Serialization madness, Unicode edition
Yesterday we were debugging an issue in XML serialization where only a portion of the document was getting deserialized before we encountered an error. It was a strange error, where it looked like when reading the XML the XML document abruptly ended. Chasing this problem down, however, was a bit of a struggle. Here’s the pipeline that got executed:
- Base 64 Decode
- GZip Decompress
- UTF8 Decode
- JSON Deserialize
- XML Serialize
- UTF8 Encode
- (Send message along the wire)
- UTF8 Decode
- XML Deserialize
Somewhere along the line, the Unicode “NUL” character crept in (U+0000) and the XML deserializer interpreted this as “end of document”. But tracing this back was obviously a bit of a challenge.

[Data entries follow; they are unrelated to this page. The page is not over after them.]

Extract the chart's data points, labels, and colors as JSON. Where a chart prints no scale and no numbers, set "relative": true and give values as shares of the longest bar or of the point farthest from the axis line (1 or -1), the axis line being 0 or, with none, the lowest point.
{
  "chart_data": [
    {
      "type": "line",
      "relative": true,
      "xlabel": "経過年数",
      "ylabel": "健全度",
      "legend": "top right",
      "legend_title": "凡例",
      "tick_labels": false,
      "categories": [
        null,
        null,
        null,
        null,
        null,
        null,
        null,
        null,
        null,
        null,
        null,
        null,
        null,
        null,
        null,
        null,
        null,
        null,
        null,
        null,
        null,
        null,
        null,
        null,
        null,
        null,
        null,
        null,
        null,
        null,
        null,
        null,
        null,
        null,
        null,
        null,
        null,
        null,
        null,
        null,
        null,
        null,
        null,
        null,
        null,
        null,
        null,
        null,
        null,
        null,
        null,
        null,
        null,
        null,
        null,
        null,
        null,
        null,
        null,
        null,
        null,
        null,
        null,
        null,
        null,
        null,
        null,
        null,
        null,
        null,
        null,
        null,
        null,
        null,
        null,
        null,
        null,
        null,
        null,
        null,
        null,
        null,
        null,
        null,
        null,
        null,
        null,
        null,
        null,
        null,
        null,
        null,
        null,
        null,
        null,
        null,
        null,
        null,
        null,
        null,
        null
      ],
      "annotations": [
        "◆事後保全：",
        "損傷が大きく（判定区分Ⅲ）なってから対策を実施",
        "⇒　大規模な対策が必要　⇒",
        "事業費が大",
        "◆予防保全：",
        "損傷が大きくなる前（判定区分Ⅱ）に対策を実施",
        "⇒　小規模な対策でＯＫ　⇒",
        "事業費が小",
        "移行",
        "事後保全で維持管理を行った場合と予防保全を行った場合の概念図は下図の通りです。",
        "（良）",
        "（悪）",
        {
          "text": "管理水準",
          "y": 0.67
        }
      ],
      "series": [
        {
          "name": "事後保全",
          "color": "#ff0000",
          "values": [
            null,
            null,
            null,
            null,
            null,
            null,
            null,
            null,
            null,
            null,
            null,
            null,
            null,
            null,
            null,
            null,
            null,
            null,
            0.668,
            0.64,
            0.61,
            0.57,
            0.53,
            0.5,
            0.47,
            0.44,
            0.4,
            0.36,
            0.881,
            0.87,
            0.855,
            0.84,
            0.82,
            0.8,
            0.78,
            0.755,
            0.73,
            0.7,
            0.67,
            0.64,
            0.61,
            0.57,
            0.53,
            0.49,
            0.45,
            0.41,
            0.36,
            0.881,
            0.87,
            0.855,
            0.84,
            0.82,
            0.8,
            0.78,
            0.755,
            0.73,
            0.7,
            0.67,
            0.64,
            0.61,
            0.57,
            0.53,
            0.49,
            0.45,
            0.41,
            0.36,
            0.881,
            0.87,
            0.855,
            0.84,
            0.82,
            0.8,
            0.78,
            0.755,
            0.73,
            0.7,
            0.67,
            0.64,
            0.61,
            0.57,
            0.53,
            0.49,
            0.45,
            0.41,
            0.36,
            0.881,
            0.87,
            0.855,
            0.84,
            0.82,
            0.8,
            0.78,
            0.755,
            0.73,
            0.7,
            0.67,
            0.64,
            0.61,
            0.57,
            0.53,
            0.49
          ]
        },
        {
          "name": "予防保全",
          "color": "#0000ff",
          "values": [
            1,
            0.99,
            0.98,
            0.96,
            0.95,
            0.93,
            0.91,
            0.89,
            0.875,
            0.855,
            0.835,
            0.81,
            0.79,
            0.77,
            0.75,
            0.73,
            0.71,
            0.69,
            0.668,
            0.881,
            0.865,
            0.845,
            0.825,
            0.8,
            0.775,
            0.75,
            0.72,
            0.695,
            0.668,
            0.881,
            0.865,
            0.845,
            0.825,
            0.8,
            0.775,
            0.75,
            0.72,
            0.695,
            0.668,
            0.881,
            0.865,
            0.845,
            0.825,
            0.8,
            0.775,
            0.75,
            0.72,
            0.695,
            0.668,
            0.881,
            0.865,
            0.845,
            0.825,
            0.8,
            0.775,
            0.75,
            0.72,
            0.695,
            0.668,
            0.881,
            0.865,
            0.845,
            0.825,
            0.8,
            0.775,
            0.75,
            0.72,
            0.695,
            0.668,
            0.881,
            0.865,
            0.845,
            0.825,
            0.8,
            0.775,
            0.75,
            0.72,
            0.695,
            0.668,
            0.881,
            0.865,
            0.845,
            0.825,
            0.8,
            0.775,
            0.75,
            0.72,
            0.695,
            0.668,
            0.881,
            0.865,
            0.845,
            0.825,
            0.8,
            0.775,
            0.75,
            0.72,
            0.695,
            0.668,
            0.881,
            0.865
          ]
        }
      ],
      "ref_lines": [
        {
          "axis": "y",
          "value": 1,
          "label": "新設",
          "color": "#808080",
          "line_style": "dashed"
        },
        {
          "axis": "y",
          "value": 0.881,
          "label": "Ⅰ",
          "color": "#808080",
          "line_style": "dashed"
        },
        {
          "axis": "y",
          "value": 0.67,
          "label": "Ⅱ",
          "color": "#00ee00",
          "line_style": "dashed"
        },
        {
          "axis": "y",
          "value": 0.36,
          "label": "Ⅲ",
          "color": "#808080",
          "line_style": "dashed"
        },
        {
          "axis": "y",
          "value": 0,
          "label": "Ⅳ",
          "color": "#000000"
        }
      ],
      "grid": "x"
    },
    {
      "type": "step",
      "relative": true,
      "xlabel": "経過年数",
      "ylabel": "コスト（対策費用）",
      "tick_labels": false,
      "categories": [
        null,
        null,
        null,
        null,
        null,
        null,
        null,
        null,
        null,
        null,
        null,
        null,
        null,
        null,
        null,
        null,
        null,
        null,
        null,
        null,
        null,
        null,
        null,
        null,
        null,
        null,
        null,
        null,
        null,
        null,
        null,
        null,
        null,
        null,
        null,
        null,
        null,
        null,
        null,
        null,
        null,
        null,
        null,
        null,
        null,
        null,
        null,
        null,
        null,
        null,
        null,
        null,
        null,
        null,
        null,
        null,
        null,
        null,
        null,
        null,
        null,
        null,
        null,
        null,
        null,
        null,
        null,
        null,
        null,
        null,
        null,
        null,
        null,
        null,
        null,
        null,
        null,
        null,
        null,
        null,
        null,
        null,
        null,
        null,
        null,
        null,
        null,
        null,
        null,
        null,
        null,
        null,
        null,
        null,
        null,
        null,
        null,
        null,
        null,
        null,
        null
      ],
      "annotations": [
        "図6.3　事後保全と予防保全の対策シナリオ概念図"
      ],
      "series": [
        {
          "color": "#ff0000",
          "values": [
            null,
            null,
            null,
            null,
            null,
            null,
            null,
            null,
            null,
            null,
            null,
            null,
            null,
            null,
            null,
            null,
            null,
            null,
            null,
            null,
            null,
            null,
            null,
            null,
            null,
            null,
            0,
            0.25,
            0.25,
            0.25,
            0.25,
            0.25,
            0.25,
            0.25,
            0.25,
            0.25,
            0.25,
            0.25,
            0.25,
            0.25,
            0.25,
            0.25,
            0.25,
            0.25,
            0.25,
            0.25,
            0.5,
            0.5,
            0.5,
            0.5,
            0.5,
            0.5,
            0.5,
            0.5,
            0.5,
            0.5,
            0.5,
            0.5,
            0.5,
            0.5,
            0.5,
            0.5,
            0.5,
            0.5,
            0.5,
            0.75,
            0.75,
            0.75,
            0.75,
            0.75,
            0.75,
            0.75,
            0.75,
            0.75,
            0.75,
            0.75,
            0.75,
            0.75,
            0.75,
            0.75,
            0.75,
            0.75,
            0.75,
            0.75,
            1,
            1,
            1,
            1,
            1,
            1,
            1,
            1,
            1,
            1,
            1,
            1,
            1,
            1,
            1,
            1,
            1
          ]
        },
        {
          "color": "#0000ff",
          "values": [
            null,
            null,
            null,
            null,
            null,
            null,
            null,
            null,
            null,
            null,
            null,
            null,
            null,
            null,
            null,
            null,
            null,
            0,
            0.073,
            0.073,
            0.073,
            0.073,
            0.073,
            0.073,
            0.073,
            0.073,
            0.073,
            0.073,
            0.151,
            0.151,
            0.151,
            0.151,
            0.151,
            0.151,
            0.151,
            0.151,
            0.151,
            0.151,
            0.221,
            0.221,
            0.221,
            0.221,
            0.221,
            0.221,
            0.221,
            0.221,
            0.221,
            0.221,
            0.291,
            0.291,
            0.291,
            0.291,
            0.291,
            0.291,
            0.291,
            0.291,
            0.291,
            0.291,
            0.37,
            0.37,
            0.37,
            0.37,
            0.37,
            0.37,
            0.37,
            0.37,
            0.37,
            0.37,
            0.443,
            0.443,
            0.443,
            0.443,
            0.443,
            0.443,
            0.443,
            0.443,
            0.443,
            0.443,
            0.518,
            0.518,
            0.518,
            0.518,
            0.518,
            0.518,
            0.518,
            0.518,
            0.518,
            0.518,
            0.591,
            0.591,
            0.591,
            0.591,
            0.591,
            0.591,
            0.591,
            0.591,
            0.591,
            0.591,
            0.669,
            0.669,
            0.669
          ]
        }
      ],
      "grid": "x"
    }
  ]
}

We found the problem in the XML deserialization step, which was originally derived from an UTF8-encoded version of an XML-serialized object, that originated from a JSON-deserialized, UTF8-decoded, gzip-decompressed, Base-64 decoded string (that was also originally embedded in an XML document).

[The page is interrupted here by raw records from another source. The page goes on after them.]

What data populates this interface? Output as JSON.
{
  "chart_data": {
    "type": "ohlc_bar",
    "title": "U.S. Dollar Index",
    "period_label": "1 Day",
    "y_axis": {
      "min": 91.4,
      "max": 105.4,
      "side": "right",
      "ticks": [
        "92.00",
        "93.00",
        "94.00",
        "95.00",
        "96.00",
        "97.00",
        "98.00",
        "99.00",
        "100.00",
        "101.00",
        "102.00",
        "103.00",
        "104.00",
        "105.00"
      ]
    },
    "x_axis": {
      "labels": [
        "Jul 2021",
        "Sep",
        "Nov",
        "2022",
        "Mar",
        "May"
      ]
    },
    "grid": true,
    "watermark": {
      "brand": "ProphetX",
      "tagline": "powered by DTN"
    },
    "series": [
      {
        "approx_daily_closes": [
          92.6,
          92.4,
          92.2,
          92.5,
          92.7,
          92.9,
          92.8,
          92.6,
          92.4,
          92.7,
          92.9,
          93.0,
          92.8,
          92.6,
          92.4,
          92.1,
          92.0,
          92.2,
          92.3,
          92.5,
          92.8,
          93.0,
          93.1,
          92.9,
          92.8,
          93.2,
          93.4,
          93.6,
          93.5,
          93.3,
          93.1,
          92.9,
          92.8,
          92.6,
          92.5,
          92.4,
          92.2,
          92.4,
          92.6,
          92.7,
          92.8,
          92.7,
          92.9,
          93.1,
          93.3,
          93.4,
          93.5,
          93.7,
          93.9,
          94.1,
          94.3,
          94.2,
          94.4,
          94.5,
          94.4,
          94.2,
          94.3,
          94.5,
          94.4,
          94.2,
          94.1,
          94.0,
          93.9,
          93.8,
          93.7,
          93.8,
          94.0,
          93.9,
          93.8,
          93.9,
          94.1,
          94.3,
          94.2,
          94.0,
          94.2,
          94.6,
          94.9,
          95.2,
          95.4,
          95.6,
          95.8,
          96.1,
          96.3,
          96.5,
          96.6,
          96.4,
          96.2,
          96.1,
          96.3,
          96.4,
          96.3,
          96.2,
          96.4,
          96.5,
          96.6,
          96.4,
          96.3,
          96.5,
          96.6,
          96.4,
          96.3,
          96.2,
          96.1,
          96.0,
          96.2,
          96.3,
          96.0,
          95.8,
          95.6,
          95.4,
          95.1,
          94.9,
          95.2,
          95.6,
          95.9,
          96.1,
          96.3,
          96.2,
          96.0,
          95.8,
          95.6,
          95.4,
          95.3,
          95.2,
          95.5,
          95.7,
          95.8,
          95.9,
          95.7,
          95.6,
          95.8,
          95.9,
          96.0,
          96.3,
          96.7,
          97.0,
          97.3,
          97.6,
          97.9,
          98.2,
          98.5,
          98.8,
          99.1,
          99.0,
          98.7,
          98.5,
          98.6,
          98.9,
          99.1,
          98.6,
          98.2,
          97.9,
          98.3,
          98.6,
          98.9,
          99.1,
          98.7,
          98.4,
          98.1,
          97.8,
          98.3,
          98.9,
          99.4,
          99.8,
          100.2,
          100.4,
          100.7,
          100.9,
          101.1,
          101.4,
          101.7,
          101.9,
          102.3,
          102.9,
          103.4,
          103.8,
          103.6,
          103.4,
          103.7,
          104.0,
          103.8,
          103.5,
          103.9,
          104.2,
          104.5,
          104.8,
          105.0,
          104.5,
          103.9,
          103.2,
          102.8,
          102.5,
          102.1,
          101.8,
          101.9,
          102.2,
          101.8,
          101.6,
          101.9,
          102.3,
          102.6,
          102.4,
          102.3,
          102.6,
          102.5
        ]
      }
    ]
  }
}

The fix came in something simple – something along the way treated “nulls” as Unicode null for serialization, so it was really just a matter of replacing the text in the JSON string for Unicode null (u+0000) with the text “null” for actual JSON null, and everything worked again.
It all worked, but I wonder if we could have fit a couple more steps in the pipeline, maybe encryption/signing for fun?